Alexandre Rocha
São Paulo – O Brasil tem interesse em promover a assinatura de acordos comerciais entre o Mercosul e os países do Magreb – bloco formado por Argélia, Líbia, Marrocos, Mauritânia e Tunísia -, semelhantes ao que já está em negociação com o Conselho de Cooperação do Golfo (GCC), que reúne Arábia Saudita, Bahrein, Catar, Emirados Árabes Unidos, Kuwait e Omã.
"Queremos ter acordos como este também com os países do Magreb, em conjunto ou individualmente, da maneira que for mais conveniente", disse o chanceler Celso Amorim ao lado do ministro dos Negócios Estrangeiros da Argélia, Mohammed Bedjaoui, ontem (18) em Brasília.
Amorim citou as negociações com o GCC como exemplo do avanço nas relações do Brasil e da América do Sul com o mundo árabe. "Quem poderia imaginar um acordo como este há 10 anos", declarou. O Mercosul já iniciou negociações com um dos países do Magreb: o Marrocos.
O palco do discurso foi encerramento da reunião da Comissão Mista Bilateral Brasil-Argélia, a primeira em quase 20 anos. "Este encontro é especialmente importante porque desde 1987 não tínhamos uma reunião da comissão", lembrou Amorim.
O evento teve a participação de representantes do Itamaraty e de diversos outros ministérios, como Minas e Energia, Saúde, Desenvolvimento, Indústria e Comércio Exterior, Meio Ambiente, Ciência e Tecnologia, Agricultura e da Construtora Andrade Gutierrez, que tem negócios no país árabe. Pelo lado argelino, além do ministro e outros funcionários da chancelaria, participaram representantes dos ministérios da Participação e Promoção dos Investimentos, Agricultura e Desenvolvimento Agrário e Saúde.

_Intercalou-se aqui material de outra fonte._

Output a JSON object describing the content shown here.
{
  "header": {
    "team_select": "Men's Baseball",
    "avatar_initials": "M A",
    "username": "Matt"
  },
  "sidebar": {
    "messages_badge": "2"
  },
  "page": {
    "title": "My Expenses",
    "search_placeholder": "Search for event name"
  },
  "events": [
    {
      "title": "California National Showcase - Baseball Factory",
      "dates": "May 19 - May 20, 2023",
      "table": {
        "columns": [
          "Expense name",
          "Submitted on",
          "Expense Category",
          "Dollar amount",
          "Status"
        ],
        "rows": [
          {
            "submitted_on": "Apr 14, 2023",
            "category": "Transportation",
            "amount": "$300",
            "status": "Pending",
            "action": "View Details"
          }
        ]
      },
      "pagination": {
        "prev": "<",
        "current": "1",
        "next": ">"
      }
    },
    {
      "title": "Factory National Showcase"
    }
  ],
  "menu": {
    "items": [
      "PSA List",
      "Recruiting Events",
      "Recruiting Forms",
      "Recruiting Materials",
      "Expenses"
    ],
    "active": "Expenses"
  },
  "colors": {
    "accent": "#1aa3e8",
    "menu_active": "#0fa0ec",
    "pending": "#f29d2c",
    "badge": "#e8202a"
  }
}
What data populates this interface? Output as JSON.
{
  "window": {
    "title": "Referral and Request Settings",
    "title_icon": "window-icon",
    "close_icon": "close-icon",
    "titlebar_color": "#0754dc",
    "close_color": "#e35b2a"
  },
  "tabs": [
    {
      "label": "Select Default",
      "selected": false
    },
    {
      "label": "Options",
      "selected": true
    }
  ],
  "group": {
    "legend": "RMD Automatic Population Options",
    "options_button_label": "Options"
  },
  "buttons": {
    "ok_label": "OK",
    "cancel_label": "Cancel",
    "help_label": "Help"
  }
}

De acordo com o diretor do Departamento da África do Itamaraty, Fernando Jacques de Magalhães Pimenta, durante os dois dias do encontro os participantes "passaram em revista" temas importantes da agenda bilateral como cooperação fitossanitária e no setor agrícola em geral, cooperação no setor de saúde e o comércio entre os dois países. Foram discutidos também, segundo Jacques, diversos acordos nas áreas judiciária, de meio ambiente, cultura e ciência e tecnologia. "São questões que vão permitir ampliar o relacionamento", afirmou.
A realização desta reunião foi uma das propostas feitas pelo ministro do Desenvolvimento, Indústria e Comércio Exterior, Luiz Fernando Furlan, durante sua viagem à Argélia em novembro de 2005. O tema foi tratado também durante a visita do presidente Luiz Inácio Lula da Silva ao país árabe no início deste ano.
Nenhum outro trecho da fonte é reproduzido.